Curated by poet James Roberts, the lineup consisted of poets who were originally invited to read at last year’s well-established and beloved multi-week Winter Poetry Festival. Because of the sheer volume of outstanding poetic talent that Madison has to offer, Roberts had enough writers to create an entirely separate event, ushering the wintertime celebration into the warmer months. 

In his introductory remarks for Oladokun, Roberts mentioned that he traveled all the way to Viroqua, Wisconsin to hear her read, and has been captivated by her work ever since. Oladokun opened the afternoon with poems from her first book project entitled Black Credit. With an orientation towards the divine, Oladokun read five poems, including the title poem, “Black Credit,” and “Two Virgins and the Cleveland Museum of Art.” 

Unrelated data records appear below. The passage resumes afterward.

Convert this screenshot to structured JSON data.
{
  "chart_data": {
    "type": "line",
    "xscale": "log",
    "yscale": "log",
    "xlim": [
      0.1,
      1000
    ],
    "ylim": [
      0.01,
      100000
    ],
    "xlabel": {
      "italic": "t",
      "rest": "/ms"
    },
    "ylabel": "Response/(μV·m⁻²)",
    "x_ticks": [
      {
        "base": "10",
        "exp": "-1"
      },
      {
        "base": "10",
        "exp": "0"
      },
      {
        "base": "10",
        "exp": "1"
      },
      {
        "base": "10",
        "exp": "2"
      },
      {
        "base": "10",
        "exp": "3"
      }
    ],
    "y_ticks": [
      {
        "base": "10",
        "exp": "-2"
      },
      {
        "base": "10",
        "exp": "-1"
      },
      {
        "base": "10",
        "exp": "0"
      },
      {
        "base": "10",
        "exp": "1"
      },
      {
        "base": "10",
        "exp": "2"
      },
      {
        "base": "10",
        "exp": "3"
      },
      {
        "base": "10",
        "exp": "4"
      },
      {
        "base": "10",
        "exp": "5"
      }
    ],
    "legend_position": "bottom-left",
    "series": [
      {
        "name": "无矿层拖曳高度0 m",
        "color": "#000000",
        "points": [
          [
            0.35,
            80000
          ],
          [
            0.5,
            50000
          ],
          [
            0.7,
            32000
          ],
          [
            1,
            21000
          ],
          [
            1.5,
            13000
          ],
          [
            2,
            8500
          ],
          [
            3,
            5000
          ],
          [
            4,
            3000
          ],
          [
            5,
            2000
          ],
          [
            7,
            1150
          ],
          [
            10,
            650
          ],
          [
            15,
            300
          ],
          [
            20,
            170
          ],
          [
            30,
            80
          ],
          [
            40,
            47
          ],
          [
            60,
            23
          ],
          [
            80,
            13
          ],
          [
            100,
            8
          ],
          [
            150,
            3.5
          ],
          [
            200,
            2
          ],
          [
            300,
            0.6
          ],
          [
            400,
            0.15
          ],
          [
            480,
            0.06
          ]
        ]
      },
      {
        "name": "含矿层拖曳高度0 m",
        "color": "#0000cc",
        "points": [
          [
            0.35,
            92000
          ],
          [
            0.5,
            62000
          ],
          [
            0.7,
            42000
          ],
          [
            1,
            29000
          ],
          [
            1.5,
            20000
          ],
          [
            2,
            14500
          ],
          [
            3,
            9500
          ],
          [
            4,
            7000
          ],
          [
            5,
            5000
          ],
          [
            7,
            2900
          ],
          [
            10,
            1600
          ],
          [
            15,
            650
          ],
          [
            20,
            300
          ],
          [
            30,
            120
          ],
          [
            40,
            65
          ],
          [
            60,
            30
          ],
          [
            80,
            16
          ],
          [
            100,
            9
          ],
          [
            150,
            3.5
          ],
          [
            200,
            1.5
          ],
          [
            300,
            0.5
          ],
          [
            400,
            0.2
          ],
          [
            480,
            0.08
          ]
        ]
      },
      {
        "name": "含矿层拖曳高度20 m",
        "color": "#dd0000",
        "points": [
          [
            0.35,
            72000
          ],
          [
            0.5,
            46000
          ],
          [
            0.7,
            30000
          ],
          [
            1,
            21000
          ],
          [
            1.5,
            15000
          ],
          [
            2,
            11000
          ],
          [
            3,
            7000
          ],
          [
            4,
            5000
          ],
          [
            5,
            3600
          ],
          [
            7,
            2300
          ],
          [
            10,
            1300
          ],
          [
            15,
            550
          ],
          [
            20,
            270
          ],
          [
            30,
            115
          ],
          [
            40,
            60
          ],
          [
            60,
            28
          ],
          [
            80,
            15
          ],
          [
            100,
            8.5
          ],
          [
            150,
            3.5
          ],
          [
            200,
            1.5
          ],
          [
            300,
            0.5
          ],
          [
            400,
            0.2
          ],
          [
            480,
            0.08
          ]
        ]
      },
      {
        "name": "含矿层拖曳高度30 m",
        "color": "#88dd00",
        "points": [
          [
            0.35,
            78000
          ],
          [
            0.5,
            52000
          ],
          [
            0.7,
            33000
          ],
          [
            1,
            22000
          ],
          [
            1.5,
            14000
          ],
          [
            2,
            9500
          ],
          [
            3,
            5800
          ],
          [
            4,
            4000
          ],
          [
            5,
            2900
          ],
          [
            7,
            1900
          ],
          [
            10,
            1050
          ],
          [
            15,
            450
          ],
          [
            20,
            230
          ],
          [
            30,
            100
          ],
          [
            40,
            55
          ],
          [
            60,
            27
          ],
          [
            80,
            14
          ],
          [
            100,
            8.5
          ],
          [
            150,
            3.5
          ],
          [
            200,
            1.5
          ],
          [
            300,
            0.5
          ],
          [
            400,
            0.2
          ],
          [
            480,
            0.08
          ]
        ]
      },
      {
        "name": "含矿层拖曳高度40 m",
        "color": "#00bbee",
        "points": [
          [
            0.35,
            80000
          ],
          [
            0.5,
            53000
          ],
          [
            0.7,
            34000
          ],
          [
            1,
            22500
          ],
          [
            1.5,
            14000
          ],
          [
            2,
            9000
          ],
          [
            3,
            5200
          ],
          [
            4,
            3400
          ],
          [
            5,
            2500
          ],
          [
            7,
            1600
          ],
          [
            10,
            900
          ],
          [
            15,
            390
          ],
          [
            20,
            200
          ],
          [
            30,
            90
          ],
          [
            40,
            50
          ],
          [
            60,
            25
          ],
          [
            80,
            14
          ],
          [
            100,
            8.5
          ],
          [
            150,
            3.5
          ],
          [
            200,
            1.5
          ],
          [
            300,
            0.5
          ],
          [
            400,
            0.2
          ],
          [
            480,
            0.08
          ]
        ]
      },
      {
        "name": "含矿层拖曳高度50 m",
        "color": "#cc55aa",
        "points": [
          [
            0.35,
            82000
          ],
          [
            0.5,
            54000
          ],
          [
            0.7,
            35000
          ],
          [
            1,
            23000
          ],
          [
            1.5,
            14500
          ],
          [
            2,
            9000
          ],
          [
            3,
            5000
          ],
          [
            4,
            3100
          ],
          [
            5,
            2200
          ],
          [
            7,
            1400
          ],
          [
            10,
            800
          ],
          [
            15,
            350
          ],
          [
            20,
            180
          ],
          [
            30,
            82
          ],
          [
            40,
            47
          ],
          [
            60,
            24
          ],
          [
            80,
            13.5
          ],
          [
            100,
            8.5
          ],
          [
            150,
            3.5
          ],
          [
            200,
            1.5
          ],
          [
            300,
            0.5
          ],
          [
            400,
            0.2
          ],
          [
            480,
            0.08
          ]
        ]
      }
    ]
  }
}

Estranged from her own Evangelical upbringing, Oladokun’s work challenges the notions of queer pleasure and joy as sinful. “I think it really pushed me, in my faith, to figure out what outside of that world was real,” she said. “Because I knew when I experienced poetry, God felt very real to me.”

Oladokun was followed by Nu’man, who delivered poems about the struggles of growing up and the gendered constraints imposed by religion with rapid-fire confidence. Her measured fury reverberated through poems like “The Starvation of Women Men Forgot to Feed” and “The Constellations of a Girl Begging to Be an Adult.” The urgency of her work was written into the very lines of her poems: “I know now that I have shit to say,” she boldly declared.

Roberts was intentional in inviting both established poets and newer voices to the Summer Festival stage, making for a truly diverse array of poetry, from form to content. Marilyn L. Taylor (Outside the Frame: New and Selected Poems) shared multiple humorous sonnets and villanelles, and Deshawn McKinney’s “Collective Punishment or Article 2” (father forgive me) interrogated the role that the poet plays in our world today, especially amidst Israel’s genocide on Palestine. 

Madison Youth Poet Laureate Maliha Nu’man. Photo by Rodlyn-mae Banting.

Community leaders who tend to highlight and develop others’ literary voices were able to share their own work, including Art + Literature Lab’s Executive Director Rita Mae Reese (The Book of Hulga), and Poetry Out Loud coordinator Jacqueline Martindale, both of whom read on the interrelated experiences of motherhood and childhood. 

Mary Rae Goehring, Richard Merelman, Sandy Stark (Counting on Birds), and Ingrid Andersson (Jordemoder: Poems of a Midwife) also treated the audience to delightful works that touched on everything from reimagining of cultural figures like Elvis and James Baldwin all the way to what Andersson called “uninhibited everyday desire.”

In the event’s third hour, Roberts paid homage to Richard Roe (Poetry of Song, Tango & Jazz), who coordinated the Winter Poetry Festival before him and who passed away in July of 2019. “I thought of him as a mentor, not only in poetry but in the way he lived his life,” Roberts shared, before reading a poem he wrote on the day Roe died, and two Roe wrote himself. In addition to his involvement with the Winter Festival, Roe was also a longtime member of the Wisconsin Fellowship of Poets. 

Time and again, Madison proves itself to be a city teeming with poetry, not only in number, but in skill and heart. After another successful festival, Roberts said it best: “The future of poetry is bright and strong.”